O processo de adoecimento das crianças é agravado pelo racismo. A discriminação nega direitos, silencia e leva a outros tipos de violência. Precisamos refletir sobre o impacto social e psicológico do feminicídio das mulheres pretas e combater o fenômeno. Racismo e machismo podem ser desconstruídos. Há uma conivência do Estado que se omite em suas ações de proteção e redução de danos. Segundo o Fórum Brasileiro de Segurança Pública, mais de 2.300 pessoas tornaram-se órfãos do feminicídio no Brasil em 2021. É necessário compreender os efeitos do feminicídio e do racismo na vida desses órfãos para desenvolver políticas públicas específicas. Chega de invisibilizar mulheres e crianças negras e indígenas vítimas dessa violência.

Há uma falha em proteger mulheres e crianças negras. Quando uma mulher é assassinada, o Estado falhou em sua responsabilidade e provavelmente falhará nos desdobramentos desses casos. A sociedade diz para as mulheres romperem o silêncio, mas o Estado não garante ajuda. Elas querem sentir-se seguras, mas a realidade é ainda mais difícil para mulheres negras com essa cultura de sexualização de seus corpos. E se antes a criança assiste de forma passiva à agressão contra a mãe, desencadeando-se uma violência vicária e não raras vezes pode resultar em homicídio das próprias crianças como forma de atingir a mãe. Ademais, submeter a criança a ambiente violento pode gerar futuramente a reprodução de comportamentos aprendidos,desadaptativos e disfuncionais. Também não se ensina como lidar com a dor, não se fala sobre ela.
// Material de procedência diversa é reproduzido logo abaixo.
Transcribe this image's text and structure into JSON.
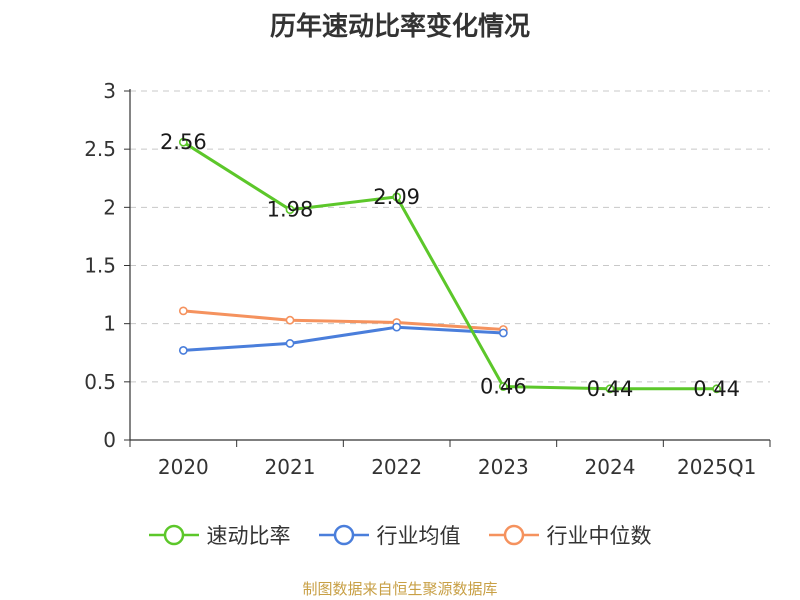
{
  "chart_data": {
    "type": "line",
    "title": "历年速动比率变化情况",
    "categories": [
      "2020",
      "2021",
      "2022",
      "2023",
      "2024",
      "2025Q1"
    ],
    "ylim": [
      0,
      3
    ],
    "yticks": [
      "0",
      "0.5",
      "1",
      "1.5",
      "2",
      "2.5",
      "3"
    ],
    "ytick_values": [
      0,
      0.5,
      1,
      1.5,
      2,
      2.5,
      3
    ],
    "grid": true,
    "legend_position": "bottom",
    "series": [
      {
        "name": "速动比率",
        "color": "#5cc72a",
        "values": [
          2.56,
          1.98,
          2.09,
          0.46,
          0.44,
          0.44
        ],
        "labels": [
          "2.56",
          "1.98",
          "2.09",
          "0.46",
          "0.44",
          "0.44"
        ],
        "show_labels": true
      },
      {
        "name": "行业均值",
        "color": "#4a7edb",
        "values": [
          0.77,
          0.83,
          0.97,
          0.92,
          null,
          null
        ],
        "show_labels": false
      },
      {
        "name": "行业中位数",
        "color": "#f5925e",
        "values": [
          1.11,
          1.03,
          1.01,
          0.95,
          null,
          null
        ],
        "show_labels": false
      }
    ]
  },
  "source": "制图数据来自恒生聚源数据库"
}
Racismo, machismo e misoginia agravam a violência. Há um silenciamento da denúncia, da voz de quem denuncia. Isso tem um preço, a vida. Crianças vítimas, negras e pobres, continuam órfãs, só que agora do Estado. O feminicídio traz sentimentos com os quais a criança órfã não consegue lidar, vê a mãe ser morta por alguém sobre o qual ela projetou seu amor. O apagamento em relação à criança negra gera uma coisificação, uma relação desigual que viola direitos, impedindo que ela tenha um desenvolvimento emocional pleno e saudável, e o racismo segue estruturando todas as relações.

Precisamos falar sobre os órfãos do feminicídio, a efetivação da Lei 7.716, racismo estrutural. É necessário afastar a criança desse contexto. Quando uma mulher é assassinada, gera mortes subjetivas, morte concreta não apaga uma vida que já foi vivida. Invisibilizar os filhos é matar novamente essa mãe. Há uma invisibilização social que precisa ser evitada, precisamos gritar por mudanças diante da gravidade e silenciamento do problema.

Há uma omissão, um corpo preto caído no chão, tinha sonhos, tinha filhos. Uma história para viver. O feminicídio deixa órfãos. Eles estão gritando. Mas eu não sei se você quer ouvir, se o racismo vai permitir. Suplicam por socorro, só querem existir.